Whether you run a business that’s large or small, communication is the keystone to good client relationships. When an existing or potential client reaches out to you during the day, he or she expects a timely response. Allowing communication to fall by the wayside or be otherwise neglected is poor business practice. By implementing simple business protocol for yourself and your staff members, you will find that communication issues are a thing of the past.
- Create a Clear Policy On Communication
When you create a protocol for communication that is to be strictly followed, there is less likely to be issues because all staff members know exactly what is expected of them. Sit down with your leadership team to create solutions to known or foreseeable problems. Who within your team is authorized to speak with the media? What are your goals in communicating through social media? Do you have set time frames in which inquiries should be answered? What happens in case of external conflict? These are all important communication issues to consider before they come up.

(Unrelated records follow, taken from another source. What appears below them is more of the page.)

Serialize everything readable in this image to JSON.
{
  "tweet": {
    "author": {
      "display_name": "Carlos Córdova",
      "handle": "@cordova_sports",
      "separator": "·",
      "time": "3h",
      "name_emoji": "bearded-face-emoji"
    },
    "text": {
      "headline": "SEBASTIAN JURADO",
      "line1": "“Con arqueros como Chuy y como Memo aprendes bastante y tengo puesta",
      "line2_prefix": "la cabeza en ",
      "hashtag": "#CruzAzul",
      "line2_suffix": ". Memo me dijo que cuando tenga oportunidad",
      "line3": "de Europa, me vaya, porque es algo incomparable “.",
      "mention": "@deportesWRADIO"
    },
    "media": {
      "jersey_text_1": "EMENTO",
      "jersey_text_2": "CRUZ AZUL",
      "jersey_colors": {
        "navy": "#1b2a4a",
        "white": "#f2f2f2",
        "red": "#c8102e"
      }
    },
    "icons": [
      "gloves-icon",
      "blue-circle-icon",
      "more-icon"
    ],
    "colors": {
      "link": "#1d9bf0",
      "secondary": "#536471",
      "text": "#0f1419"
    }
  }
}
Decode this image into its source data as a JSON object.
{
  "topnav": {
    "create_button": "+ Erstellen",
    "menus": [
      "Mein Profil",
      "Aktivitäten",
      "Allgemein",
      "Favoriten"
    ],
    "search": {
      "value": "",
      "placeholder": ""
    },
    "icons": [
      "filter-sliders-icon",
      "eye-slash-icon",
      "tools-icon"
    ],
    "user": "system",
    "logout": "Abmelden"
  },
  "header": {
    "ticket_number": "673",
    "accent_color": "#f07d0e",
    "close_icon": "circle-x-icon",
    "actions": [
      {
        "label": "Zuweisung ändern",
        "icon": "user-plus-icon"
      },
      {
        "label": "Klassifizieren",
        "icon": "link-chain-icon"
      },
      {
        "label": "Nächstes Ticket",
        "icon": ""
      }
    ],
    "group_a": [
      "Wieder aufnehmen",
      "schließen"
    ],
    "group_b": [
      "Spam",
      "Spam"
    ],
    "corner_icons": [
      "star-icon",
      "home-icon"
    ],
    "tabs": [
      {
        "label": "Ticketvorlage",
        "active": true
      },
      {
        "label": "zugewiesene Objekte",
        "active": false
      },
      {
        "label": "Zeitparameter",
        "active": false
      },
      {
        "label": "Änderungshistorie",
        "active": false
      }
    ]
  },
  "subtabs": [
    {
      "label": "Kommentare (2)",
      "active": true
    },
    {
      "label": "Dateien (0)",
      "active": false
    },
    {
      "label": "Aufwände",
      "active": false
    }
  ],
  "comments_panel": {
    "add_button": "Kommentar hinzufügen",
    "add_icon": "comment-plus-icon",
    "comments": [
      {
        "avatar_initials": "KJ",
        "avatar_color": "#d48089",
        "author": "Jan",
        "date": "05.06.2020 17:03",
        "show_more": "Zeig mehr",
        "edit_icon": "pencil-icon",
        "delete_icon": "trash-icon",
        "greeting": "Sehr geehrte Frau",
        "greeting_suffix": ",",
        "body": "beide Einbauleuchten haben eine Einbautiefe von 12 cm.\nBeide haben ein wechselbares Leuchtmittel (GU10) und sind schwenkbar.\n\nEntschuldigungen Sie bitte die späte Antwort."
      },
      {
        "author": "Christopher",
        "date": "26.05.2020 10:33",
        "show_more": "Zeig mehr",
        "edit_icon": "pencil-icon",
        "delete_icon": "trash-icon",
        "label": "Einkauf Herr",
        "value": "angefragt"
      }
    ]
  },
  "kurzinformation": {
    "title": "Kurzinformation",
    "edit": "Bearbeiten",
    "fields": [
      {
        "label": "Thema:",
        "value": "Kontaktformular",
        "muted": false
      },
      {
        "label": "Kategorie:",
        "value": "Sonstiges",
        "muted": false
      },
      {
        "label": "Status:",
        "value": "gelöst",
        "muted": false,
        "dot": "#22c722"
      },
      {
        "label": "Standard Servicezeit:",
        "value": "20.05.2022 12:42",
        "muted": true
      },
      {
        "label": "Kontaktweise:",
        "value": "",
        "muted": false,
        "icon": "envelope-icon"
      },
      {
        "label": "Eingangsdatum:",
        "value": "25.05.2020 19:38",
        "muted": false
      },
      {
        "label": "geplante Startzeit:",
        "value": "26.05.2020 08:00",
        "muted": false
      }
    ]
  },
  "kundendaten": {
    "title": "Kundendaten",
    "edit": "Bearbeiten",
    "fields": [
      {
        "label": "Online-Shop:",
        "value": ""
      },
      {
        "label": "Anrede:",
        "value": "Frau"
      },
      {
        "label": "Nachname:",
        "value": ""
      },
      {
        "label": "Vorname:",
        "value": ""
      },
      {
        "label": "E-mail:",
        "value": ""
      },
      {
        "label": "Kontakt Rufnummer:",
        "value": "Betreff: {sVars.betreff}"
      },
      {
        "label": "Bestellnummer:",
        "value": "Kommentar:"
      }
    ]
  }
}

- Delegate The Communication Role
When it comes to answering inquiries, it’s often best to delegate this role to one person within your business. This is an excellent way to avoid missing emails, or sending out inaccurate or contradictory information. Within your company, identify who you want representing your business, and delegate the external communication role to them. Decide if this is the same person that you want to have in touch with the media when needed as well.
- Make Protocol Public
On your website, consider posting your expectations for company outreach and communication. Clearly state your business hours, and an approximate wait time for responses to client or potential client inquiries. This is a fantastic place to streamline the questions that you get from clients as well, as you can use your website as a platform to set protocol on how work requests are sent and received.
Great costumer service doesn’t happen accidentally, and yet it can make or break a business. By setting out these expectations of both clients and staff, you will curb many conflicts and encourage consistency.